「異常気象」と「不動産バブル」が中国共産党を崩壊させるのか

 この1年、中国を取り巻く環境は大きく様変わりした。
 
 新型コロナウイルスが世界的流行になると、世界に先駆けてワクチンを開発。国境を閉鎖させながらも、貧困国にはワクチンを輸出し、西側による国際秩序を打破せんと、ワクチンを利用した戦狼外交を重ねた。
 
 だがいまや、途上国から中国に対する不信が広がっている。それはワクチンの有効性の問題だけではない。中国経済の実力に対する信用が失われつつあるからだ。
 
 実際、中国経済のGDPの3割を占める不動産は行き詰まり、バブル崩壊の懸念が高まっている。おそらく今後数年間、中国経済は塗炭の苦しみを味わうことになるだろう。
 
 そんな経済的危機状況にある中国を、今度は「異常気象」という新たな危機が襲った。
 
 この夏、中国は観測史上最悪の熱波に見舞われた。正確な記録が残る1961年以降では「最も暑い」猛暑が連日続いた。被害が大きいのが長江(揚子江)流域で、水量は下がり、一部では川底が露呈するほど渇水した。この異常事態に中国共産党は、中国近代史で最大の災害となった1931年の長江決壊がよぎり、危機感を強めている。
 
 1931年に発生した「中国大洪水」とは、同年7〜11月にかけて中国の3大大河の黄河、長江、淮河流域で洪水が起こり、死者14万5000人(欧米の調査は400万人)を出した大災害だ。疫病と飢饉を除けば20世紀最悪の自然災害であり、そして見過ごしてならないのは、この災害がきっかけとなって「中華民国」が崩壊し、中華人民共和国が誕生したことだ。
 
 長江と淮河の洪水は、当時の中国の首都・南京市に到達したと記録にある。南京市は壊滅的な被害を受け、水死のほかコレラやチフスといった感染症でも多数の命が奪われ、国内は大混乱。これが中華民国崩壊の原因の一つと言われている。
 
 もともと中国は黄河より北の華北地方は水が少なく、黄河や長江から運河を造成して水を引くことが歴代王朝の重大政策だった。
 
 ところが、今年の異常渇水は世界一豊かな水量を誇った長江沿いの大都市である成都、重慶、武漢、南京などの水力発電にとどめを刺し、上海名物のネオンに輝く夜景を暗闇に変えるほど中国全土の電力供給を不安定にさせた。
 
 中ソが冷戦に陥った時、毛沢東はソ連邦の攻撃から産業を守るために重要産業を四川省などの内陸部に移転したため、長江沿いの重慶、武漢、南京などは、今も自動車とその関連部品や先端産業が集積する中国有数の工業地帯である。ところが、いずれも電力供給の8割以上を水力に頼っているため、この熱波と少雨の影響は甚大だった。発電量は過去最低となり、当局は8月の大半を停電にし、工場を操業停止するよう指導した。

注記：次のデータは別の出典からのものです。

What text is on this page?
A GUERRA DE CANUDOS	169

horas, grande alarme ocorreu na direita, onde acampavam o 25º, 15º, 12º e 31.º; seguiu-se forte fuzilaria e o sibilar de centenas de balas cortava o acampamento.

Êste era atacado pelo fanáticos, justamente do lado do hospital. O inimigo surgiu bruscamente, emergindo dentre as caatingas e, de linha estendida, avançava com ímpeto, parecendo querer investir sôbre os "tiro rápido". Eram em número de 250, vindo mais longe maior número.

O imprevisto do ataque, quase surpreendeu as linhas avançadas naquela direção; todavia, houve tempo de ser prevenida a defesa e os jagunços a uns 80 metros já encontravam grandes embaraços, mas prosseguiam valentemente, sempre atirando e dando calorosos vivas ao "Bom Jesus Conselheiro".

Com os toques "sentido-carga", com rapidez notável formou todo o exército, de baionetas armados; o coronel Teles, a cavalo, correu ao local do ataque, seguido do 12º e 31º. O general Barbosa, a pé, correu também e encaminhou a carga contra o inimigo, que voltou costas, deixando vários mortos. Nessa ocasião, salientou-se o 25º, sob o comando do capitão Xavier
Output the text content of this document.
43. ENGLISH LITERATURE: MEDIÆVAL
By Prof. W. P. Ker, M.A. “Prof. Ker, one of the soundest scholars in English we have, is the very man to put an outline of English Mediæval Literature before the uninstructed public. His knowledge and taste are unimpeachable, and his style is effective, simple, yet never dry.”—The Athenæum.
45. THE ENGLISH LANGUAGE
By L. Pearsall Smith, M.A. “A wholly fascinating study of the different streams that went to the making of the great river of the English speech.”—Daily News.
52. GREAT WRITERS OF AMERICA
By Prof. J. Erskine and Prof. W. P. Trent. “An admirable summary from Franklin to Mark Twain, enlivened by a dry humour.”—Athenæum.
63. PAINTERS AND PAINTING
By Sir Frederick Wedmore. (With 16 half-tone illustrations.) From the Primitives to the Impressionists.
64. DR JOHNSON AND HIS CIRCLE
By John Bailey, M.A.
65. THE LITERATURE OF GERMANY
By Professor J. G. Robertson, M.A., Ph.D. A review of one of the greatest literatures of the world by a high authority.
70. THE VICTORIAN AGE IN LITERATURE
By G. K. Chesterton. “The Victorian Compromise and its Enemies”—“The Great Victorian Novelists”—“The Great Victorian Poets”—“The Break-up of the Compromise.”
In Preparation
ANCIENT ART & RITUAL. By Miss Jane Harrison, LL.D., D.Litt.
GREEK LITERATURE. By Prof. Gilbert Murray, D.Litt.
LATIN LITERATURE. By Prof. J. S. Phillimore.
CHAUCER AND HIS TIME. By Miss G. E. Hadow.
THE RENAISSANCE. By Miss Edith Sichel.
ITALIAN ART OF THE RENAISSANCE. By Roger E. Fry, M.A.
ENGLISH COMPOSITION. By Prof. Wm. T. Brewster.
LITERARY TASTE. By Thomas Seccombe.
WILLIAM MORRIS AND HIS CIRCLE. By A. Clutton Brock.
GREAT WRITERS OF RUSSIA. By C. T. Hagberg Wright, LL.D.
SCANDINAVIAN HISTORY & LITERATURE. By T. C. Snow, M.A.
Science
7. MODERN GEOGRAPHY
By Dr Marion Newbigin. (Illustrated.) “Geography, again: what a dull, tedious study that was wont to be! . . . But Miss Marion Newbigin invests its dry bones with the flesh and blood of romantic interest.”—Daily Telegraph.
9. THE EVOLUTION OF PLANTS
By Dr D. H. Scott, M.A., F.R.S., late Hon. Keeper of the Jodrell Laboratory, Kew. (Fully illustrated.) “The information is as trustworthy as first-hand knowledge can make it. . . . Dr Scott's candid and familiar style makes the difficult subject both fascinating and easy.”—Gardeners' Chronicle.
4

 多くの製造業が生産停止に追い込まれたため、中国経済に大打撃を与えるのは確実だ。

 さらに深刻なのが農業である。長江、淮河沿いに何百本とある支流が干上がったため、農作物に甚大な被害をもたらしている。農業が打撃を受ければ、アメリカの環境活動家レスター・ブラウンが1994年に世界の食糧危機を予測した「誰が中国を養うのか?」という警鐘が現実味を持って迫ってくる。
 
 習近平国家主席は、食糧安保が中国の恒久的課題であることをかねてより唱えていた。異常気象が中国共産党を危機に追い込んでいる。